For further reference: I go to love
like a fire engine to a three-alarm,                              flashing

and spinning, yelling across town. Nothing
to be afraid of: the ceiling falling,                                windows 

concave, doors bowed and stiff. My body 
parts fall to, like I was made                                        of the heat. 

Everyone watches, chest-clutching, pointing. 
Inhalation will surely be the cause of                         my death.

Urban myth says an aging vagina once
well-used will shrink from lack                                    of exercise.

I would think, instead, like the collar of a sweater,
stretched, gaping. Or a fish out                                   of water,

grasping for purchase. A soft pop every time
you check to see whether or not                                 it is dead.

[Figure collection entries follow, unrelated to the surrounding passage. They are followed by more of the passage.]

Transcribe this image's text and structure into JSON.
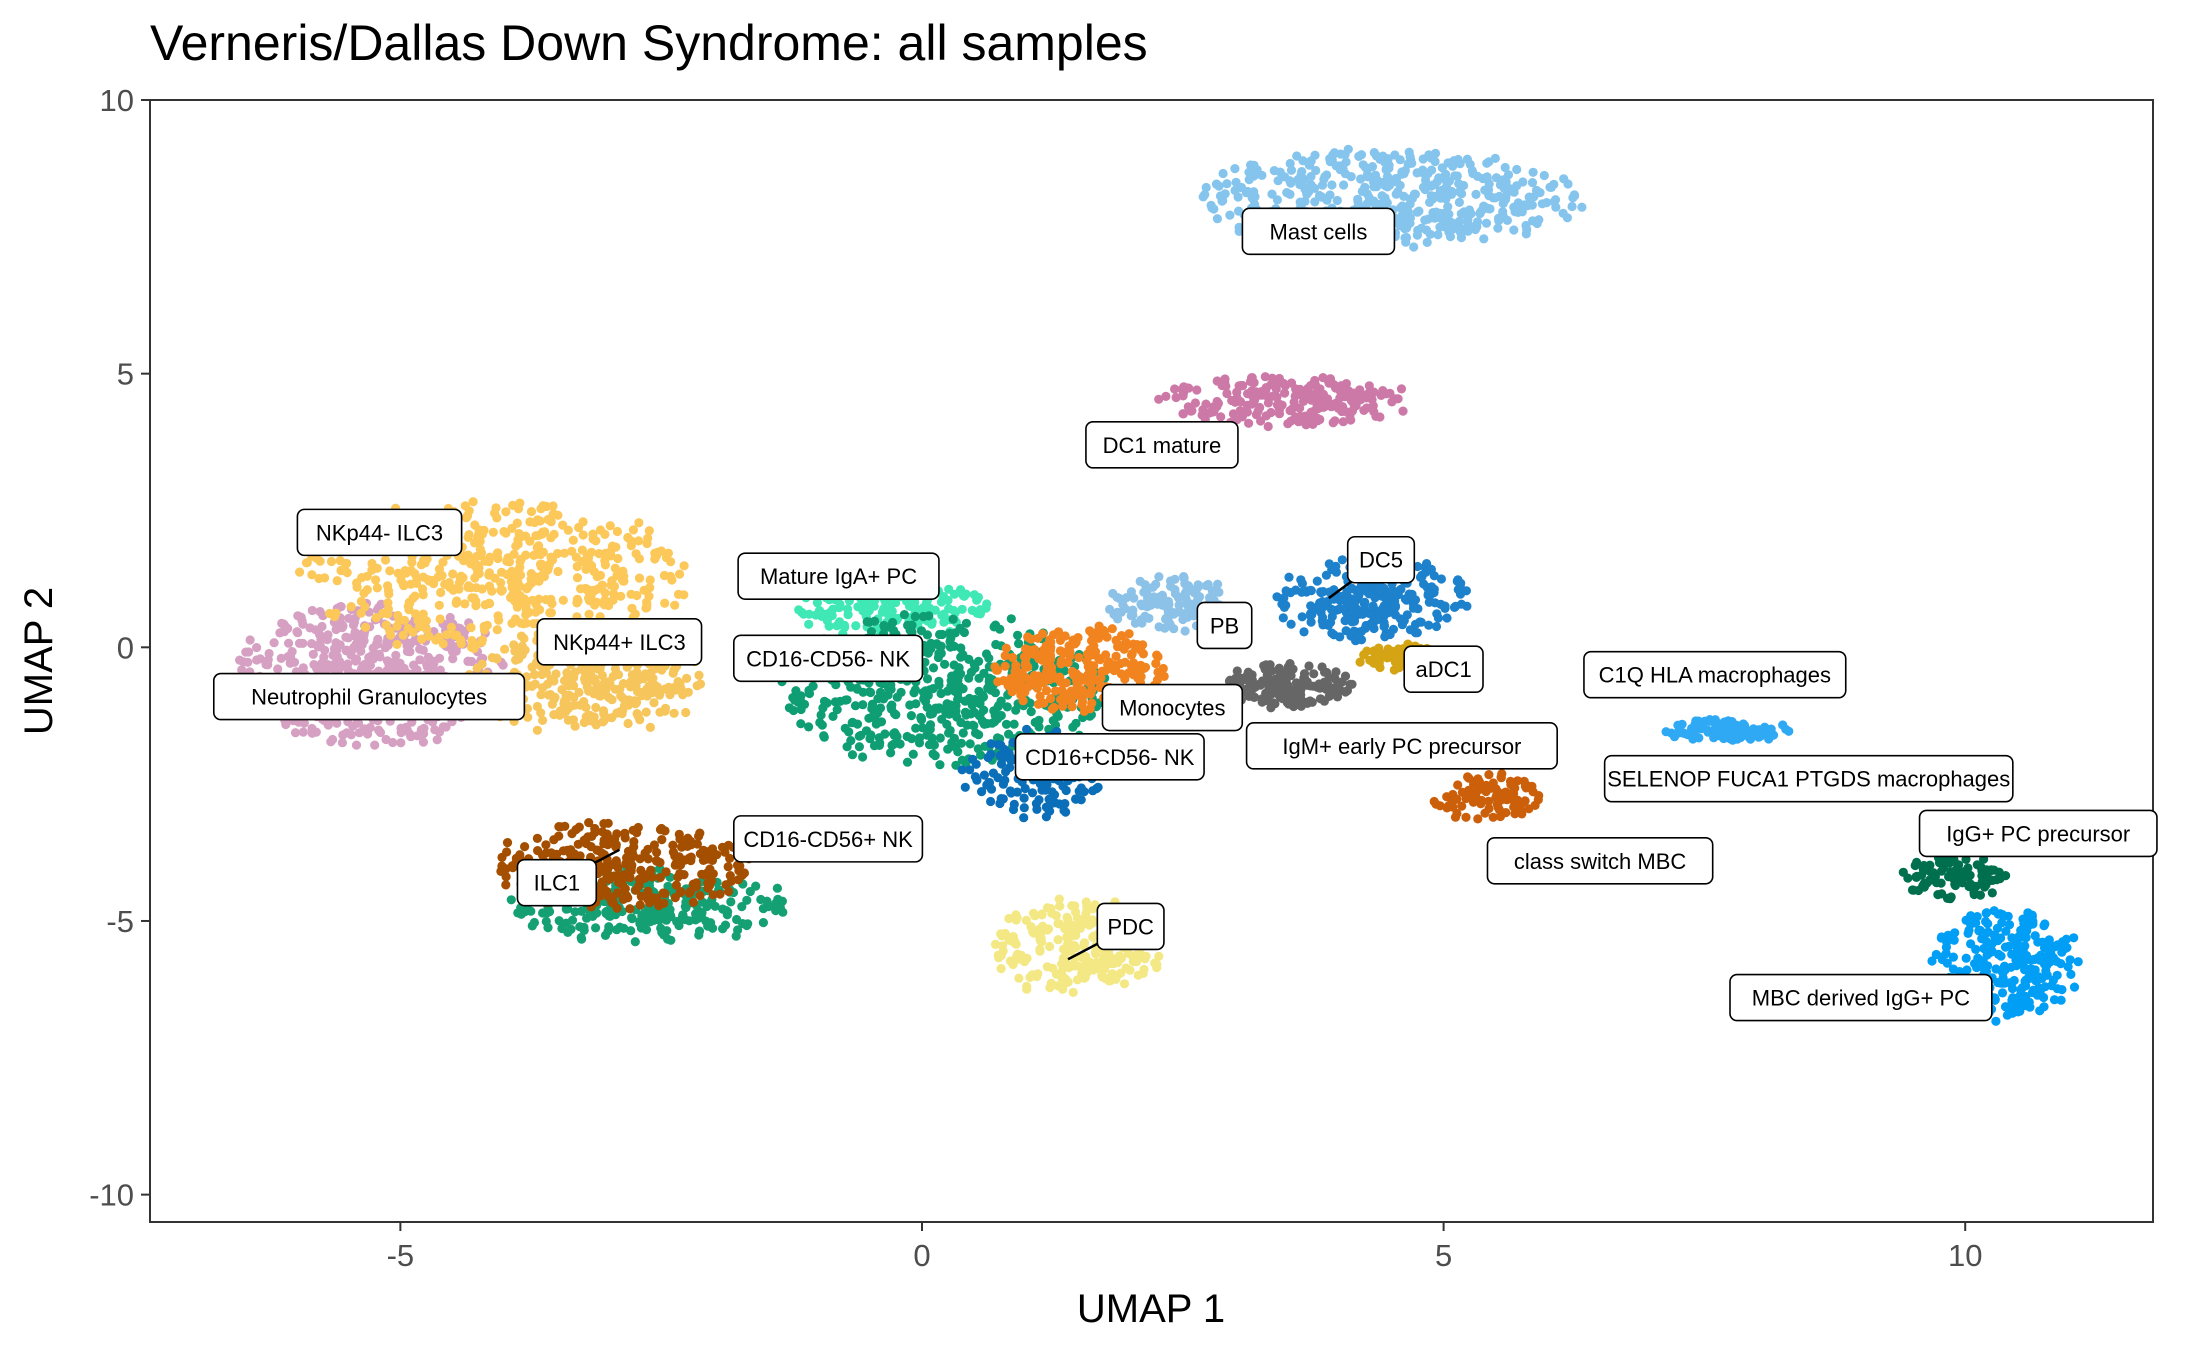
{
  "chart_data": {
    "type": "scatter",
    "title": "Verneris/Dallas Down Syndrome: all samples",
    "xlabel": "UMAP 1",
    "ylabel": "UMAP 2",
    "xlim": [
      -7.4,
      11.8
    ],
    "ylim": [
      -10.5,
      10
    ],
    "x_ticks": [
      -5,
      0,
      5,
      10
    ],
    "y_ticks": [
      -10,
      -5,
      0,
      5,
      10
    ],
    "x_tick_labels": [
      "-5",
      "0",
      "5",
      "10"
    ],
    "y_tick_labels": [
      "-10",
      "-5",
      "0",
      "5",
      "10"
    ],
    "grid": false,
    "legend": "none",
    "clusters": [
      {
        "name": "Neutrophil Granulocytes",
        "color": "#d6a0c2",
        "cx": -5.3,
        "cy": -0.5,
        "rx": 1.3,
        "ry": 1.3,
        "n": 520
      },
      {
        "name": "NKp44- ILC3",
        "color": "#fbc859",
        "cx": -4.1,
        "cy": 1.3,
        "rx": 1.8,
        "ry": 1.4,
        "n": 520
      },
      {
        "name": "NKp44+ ILC3",
        "color": "#f6c65c",
        "cx": -3.2,
        "cy": -0.6,
        "rx": 1.1,
        "ry": 1.0,
        "n": 330
      },
      {
        "name": "Mature IgA+ PC",
        "color": "#3fe8b4",
        "cx": -0.3,
        "cy": 0.7,
        "rx": 0.9,
        "ry": 0.5,
        "n": 160
      },
      {
        "name": "CD16-CD56- NK",
        "color": "#0f9e73",
        "cx": 0.2,
        "cy": -0.8,
        "rx": 1.5,
        "ry": 1.4,
        "n": 520
      },
      {
        "name": "Mast cells",
        "color": "#85c4ec",
        "cx": 4.5,
        "cy": 8.2,
        "rx": 1.8,
        "ry": 0.9,
        "n": 480
      },
      {
        "name": "DC1 mature",
        "color": "#cc79a7",
        "cx": 3.5,
        "cy": 4.5,
        "rx": 1.2,
        "ry": 0.45,
        "n": 220
      },
      {
        "name": "DC5",
        "color": "#1d81cc",
        "cx": 4.3,
        "cy": 0.9,
        "rx": 0.9,
        "ry": 0.8,
        "n": 260
      },
      {
        "name": "PB",
        "color": "#8cc2e8",
        "cx": 2.4,
        "cy": 0.8,
        "rx": 0.6,
        "ry": 0.5,
        "n": 130
      },
      {
        "name": "aDC1",
        "color": "#d4a414",
        "cx": 4.6,
        "cy": -0.2,
        "rx": 0.4,
        "ry": 0.3,
        "n": 70
      },
      {
        "name": "Monocytes",
        "color": "#f1841f",
        "cx": 1.5,
        "cy": -0.4,
        "rx": 0.8,
        "ry": 0.8,
        "n": 240
      },
      {
        "name": "IgM+ early PC precursor",
        "color": "#666666",
        "cx": 3.5,
        "cy": -0.7,
        "rx": 0.6,
        "ry": 0.4,
        "n": 160
      },
      {
        "name": "CD16+CD56- NK",
        "color": "#0a6fb8",
        "cx": 1.1,
        "cy": -2.3,
        "rx": 0.7,
        "ry": 0.8,
        "n": 160
      },
      {
        "name": "class switch MBC",
        "color": "#cc5f0a",
        "cx": 5.4,
        "cy": -2.8,
        "rx": 0.5,
        "ry": 0.5,
        "n": 90
      },
      {
        "name": "CD16-CD56+ NK",
        "color": "#15a073",
        "cx": -2.6,
        "cy": -4.7,
        "rx": 1.3,
        "ry": 0.7,
        "n": 260
      },
      {
        "name": "ILC1",
        "color": "#a44f00",
        "cx": -2.9,
        "cy": -4.0,
        "rx": 1.2,
        "ry": 0.8,
        "n": 300
      },
      {
        "name": "PDC",
        "color": "#f3e884",
        "cx": 1.5,
        "cy": -5.5,
        "rx": 0.8,
        "ry": 0.9,
        "n": 240
      },
      {
        "name": "C1Q HLA macrophages",
        "color": "#2fa9f4",
        "cx": 7.7,
        "cy": -1.5,
        "rx": 0.6,
        "ry": 0.2,
        "n": 80
      },
      {
        "name": "SELENOP FUCA1 PTGDS macrophages",
        "color": "#2fa9f4",
        "cx": 7.9,
        "cy": -1.6,
        "rx": 0.3,
        "ry": 0.12,
        "n": 30
      },
      {
        "name": "IgG+ PC precursor",
        "color": "#006f4d",
        "cx": 9.9,
        "cy": -4.2,
        "rx": 0.5,
        "ry": 0.4,
        "n": 90
      },
      {
        "name": "MBC derived IgG+ PC",
        "color": "#009ef5",
        "cx": 10.4,
        "cy": -5.8,
        "rx": 0.7,
        "ry": 1.0,
        "n": 260
      }
    ],
    "labels": [
      {
        "text": "Mast cells",
        "x": 3.8,
        "y": 7.6,
        "px": 4.5,
        "py": 7.6
      },
      {
        "text": "DC1 mature",
        "x": 2.3,
        "y": 3.7,
        "px": 2.8,
        "py": 3.7
      },
      {
        "text": "NKp44- ILC3",
        "x": -5.2,
        "y": 2.1,
        "px": -4.5,
        "py": 2.1
      },
      {
        "text": "Mature IgA+ PC",
        "x": -0.8,
        "y": 1.3,
        "px": -0.8,
        "py": 1.3
      },
      {
        "text": "DC5",
        "x": 4.4,
        "y": 1.6,
        "px": 3.9,
        "py": 0.9
      },
      {
        "text": "PB",
        "x": 2.9,
        "y": 0.4,
        "px": 2.9,
        "py": 0.4
      },
      {
        "text": "NKp44+ ILC3",
        "x": -2.9,
        "y": 0.1,
        "px": -2.9,
        "py": 0.1
      },
      {
        "text": "CD16-CD56- NK",
        "x": -0.9,
        "y": -0.2,
        "px": -0.9,
        "py": -0.2
      },
      {
        "text": "aDC1",
        "x": 5.0,
        "y": -0.4,
        "px": 5.0,
        "py": -0.4
      },
      {
        "text": "Neutrophil Granulocytes",
        "x": -5.3,
        "y": -0.9,
        "px": -5.3,
        "py": -0.9
      },
      {
        "text": "Monocytes",
        "x": 2.4,
        "y": -1.1,
        "px": 2.4,
        "py": -1.1
      },
      {
        "text": "IgM+ early PC precursor",
        "x": 4.6,
        "y": -1.8,
        "px": 4.6,
        "py": -1.8
      },
      {
        "text": "CD16+CD56- NK",
        "x": 1.8,
        "y": -2.0,
        "px": 1.8,
        "py": -2.0
      },
      {
        "text": "C1Q HLA macrophages",
        "x": 7.6,
        "y": -0.5,
        "px": 7.6,
        "py": -0.5
      },
      {
        "text": "SELENOP FUCA1 PTGDS macrophages",
        "x": 8.5,
        "y": -2.4,
        "px": 8.5,
        "py": -2.4
      },
      {
        "text": "IgG+ PC precursor",
        "x": 10.7,
        "y": -3.4,
        "px": 10.7,
        "py": -3.4
      },
      {
        "text": "CD16-CD56+ NK",
        "x": -0.9,
        "y": -3.5,
        "px": -0.9,
        "py": -3.5
      },
      {
        "text": "class switch MBC",
        "x": 6.5,
        "y": -3.9,
        "px": 6.5,
        "py": -3.9
      },
      {
        "text": "ILC1",
        "x": -3.5,
        "y": -4.3,
        "px": -2.9,
        "py": -3.7
      },
      {
        "text": "PDC",
        "x": 2.0,
        "y": -5.1,
        "px": 1.4,
        "py": -5.7
      },
      {
        "text": "MBC derived IgG+ PC",
        "x": 9.0,
        "y": -6.4,
        "px": 9.0,
        "py": -6.4
      }
    ]
  }
}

I want a song to be written about me: black
pearls, sulfur, bronze-plated silver.                             It should 

have a verse about blood-soaked hands,
a chorus that is a shout of                                            AAAAAHHHHH!

[Sing it with me:                                                              AAAAAHHHHH!]

It won’t be a song where someone stares into 
lit windows from the end of a driveway                     on the last note.


Copyright © 2022 by C. Prudence Arceneaux. Originally published in Poem-a-Day on April 29, 2022, by the Academy of American Poets.

About this Poem

“Menopause came early for me, although not early enough. I spent most of my early twenties trying to find a doctor who would remove my perfectly healthy reproductive parts. Too few people believed someone so young could know what she wanted and what she did not want. So, I did what any good nerd would do: I read as much as I could about menopause so I’d be prepared for both sides of the argument. And because learning never stops, I still read books about menopause. Recently, I ran across Flash Count Diary. I remember one section in particular that talked about the freedoms during this stage of life: the freedom from childcare, the freedom from matronly duties, the freedom from being beautiful, and the freedom from derailing sexual desires. And the first thing I thought as I slammed the book shut was, I WILL NOT. Because, what is life without some derailing sexual desires?”